Thursday, February 14, 2013

GM Misses Estimates, Doubles Losses In Europe

For decades, big corporate profits were blasted as a sign of greed, especially by unions. GM changed all that. When a sheep dipped GM, free of legacy finance costs, and not paying taxes due to losses a normal company would not have been able to carry over after a bankruptcy, declared a record $7.6 billion profit in 2011, chests of GM boosters swelled with pride, as if the profits had been theirs. A year later, there is $2.7 billion less to be proud of. GM's European millstone, Opel, continues to drag the company down. Opel's operative losses more than doubled to $1.8 billion for all of 2012.

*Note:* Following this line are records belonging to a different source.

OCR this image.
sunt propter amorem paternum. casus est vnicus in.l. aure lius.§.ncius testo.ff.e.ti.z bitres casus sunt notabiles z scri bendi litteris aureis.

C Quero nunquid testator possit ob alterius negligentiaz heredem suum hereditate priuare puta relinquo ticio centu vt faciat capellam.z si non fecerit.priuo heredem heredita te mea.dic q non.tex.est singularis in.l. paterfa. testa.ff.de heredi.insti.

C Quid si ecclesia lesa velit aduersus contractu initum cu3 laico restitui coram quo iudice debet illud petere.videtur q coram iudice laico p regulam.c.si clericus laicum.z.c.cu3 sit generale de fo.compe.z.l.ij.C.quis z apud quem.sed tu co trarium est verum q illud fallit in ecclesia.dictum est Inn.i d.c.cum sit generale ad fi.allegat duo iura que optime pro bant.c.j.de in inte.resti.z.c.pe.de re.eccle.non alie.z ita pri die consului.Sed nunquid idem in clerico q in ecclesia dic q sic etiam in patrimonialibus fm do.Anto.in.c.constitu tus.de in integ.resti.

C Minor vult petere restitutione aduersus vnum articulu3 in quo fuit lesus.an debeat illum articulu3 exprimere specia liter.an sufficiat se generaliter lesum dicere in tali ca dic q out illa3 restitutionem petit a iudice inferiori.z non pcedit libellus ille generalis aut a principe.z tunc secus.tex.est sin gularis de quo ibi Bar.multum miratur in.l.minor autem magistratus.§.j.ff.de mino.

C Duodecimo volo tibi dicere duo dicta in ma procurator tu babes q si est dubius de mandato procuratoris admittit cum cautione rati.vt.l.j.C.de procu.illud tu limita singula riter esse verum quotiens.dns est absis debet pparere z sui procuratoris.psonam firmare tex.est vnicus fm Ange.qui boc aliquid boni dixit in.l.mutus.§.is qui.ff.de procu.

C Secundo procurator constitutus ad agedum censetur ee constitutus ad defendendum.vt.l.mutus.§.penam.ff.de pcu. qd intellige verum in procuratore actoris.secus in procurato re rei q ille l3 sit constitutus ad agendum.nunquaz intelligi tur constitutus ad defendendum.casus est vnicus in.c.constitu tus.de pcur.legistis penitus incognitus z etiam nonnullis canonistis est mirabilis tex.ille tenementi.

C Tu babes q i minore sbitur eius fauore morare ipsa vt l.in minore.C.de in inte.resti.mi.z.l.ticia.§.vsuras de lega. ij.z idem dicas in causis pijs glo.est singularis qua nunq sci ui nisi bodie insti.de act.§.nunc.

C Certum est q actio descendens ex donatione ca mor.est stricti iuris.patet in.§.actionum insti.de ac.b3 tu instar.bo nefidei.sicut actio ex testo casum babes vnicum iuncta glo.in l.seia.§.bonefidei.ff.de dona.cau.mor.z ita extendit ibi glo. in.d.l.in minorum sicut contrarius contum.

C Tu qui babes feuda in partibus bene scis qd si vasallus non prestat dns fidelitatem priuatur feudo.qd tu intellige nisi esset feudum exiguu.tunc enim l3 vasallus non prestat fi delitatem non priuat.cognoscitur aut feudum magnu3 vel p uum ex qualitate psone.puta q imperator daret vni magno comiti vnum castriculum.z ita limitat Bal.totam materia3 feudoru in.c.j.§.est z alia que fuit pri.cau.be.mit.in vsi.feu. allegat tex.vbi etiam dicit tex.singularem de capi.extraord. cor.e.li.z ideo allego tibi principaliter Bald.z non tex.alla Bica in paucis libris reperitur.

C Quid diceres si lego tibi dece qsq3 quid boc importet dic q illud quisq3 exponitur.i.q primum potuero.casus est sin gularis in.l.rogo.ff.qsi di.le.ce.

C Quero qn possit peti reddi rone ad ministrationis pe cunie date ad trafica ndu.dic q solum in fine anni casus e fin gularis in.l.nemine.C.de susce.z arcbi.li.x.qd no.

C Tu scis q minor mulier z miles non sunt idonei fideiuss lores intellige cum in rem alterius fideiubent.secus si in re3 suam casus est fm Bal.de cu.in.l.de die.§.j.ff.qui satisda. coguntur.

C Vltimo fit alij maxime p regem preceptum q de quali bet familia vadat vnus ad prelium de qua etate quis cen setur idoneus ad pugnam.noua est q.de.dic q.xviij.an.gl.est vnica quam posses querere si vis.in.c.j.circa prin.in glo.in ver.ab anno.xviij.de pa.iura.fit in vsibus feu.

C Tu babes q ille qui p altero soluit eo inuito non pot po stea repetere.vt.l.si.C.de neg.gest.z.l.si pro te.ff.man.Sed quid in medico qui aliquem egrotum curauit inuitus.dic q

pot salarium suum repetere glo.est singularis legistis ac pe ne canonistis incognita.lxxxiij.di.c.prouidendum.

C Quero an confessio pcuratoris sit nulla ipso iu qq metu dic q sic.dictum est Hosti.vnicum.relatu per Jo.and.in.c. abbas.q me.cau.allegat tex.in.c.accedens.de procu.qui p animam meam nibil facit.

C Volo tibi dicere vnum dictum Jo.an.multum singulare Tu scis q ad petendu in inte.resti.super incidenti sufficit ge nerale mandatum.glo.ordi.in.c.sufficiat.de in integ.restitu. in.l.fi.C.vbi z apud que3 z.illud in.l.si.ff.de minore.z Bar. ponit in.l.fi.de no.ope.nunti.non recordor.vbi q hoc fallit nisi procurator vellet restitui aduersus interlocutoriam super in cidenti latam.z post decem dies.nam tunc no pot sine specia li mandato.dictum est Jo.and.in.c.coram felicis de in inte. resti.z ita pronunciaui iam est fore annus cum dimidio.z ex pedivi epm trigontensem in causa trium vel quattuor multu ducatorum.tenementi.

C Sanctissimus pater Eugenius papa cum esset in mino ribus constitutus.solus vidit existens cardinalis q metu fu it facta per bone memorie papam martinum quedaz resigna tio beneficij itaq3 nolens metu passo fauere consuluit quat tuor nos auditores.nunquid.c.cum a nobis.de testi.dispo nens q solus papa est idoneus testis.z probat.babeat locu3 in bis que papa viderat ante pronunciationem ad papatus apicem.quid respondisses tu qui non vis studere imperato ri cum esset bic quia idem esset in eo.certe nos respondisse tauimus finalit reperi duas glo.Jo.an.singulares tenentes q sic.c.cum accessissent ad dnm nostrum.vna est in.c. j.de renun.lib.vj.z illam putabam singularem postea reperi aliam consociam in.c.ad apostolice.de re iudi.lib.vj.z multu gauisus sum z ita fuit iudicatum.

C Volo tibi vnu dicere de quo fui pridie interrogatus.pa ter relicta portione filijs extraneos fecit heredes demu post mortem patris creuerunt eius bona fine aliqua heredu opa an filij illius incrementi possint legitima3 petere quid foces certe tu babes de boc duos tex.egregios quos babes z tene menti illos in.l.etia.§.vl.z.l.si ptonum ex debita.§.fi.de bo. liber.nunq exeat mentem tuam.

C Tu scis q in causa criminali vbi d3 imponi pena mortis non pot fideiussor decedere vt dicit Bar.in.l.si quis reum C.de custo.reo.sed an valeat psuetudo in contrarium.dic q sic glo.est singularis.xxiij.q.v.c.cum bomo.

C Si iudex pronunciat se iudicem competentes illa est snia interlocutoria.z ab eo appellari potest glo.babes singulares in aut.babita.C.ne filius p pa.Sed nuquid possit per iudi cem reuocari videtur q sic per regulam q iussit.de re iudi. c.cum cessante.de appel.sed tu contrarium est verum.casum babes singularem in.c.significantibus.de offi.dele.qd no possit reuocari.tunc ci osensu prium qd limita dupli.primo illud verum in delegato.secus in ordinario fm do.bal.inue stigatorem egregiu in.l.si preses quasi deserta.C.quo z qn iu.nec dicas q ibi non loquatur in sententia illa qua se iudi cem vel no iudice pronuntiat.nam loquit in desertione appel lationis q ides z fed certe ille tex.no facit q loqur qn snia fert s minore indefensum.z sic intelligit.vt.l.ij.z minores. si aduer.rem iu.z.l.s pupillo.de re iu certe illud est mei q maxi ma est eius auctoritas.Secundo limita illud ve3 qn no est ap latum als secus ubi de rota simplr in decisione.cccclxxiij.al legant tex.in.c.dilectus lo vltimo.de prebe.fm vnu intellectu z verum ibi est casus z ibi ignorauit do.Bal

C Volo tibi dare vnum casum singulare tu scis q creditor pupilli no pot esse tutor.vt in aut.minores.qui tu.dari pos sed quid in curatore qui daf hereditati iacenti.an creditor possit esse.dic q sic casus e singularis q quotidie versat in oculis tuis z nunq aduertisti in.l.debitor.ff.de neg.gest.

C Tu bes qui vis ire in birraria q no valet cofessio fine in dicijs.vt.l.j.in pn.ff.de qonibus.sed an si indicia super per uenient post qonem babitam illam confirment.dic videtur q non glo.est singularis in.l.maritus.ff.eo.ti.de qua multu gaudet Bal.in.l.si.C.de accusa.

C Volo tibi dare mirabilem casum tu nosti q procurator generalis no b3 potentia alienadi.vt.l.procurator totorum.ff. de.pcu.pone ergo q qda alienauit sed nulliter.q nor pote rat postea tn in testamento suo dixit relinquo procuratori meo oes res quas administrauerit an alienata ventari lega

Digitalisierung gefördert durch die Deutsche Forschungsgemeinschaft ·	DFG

GM reported as $4.9 billion profit for 2012, and "a weaker-than-expected fourth-quarter profit on Thursday, citing wider losses in Europe and lower vehicle prices in its core North American market," says Reuters. Analysts had hoped GM would do better.

The situation in Europe is expected to be getting worse. CFO Dan Ammann told Reuters that "GM still sees industry sales in Europe declining in 2013 and is "not betting on" a pickup later in the year."

GM wrote down $5.2 billion worth of assets in Europe. GM's $423 million investment for a 7 percent stake in Peugeot, is now carried at half price on GM's books. Ammann said that GM has "no intention of putting more cash into Peugeot."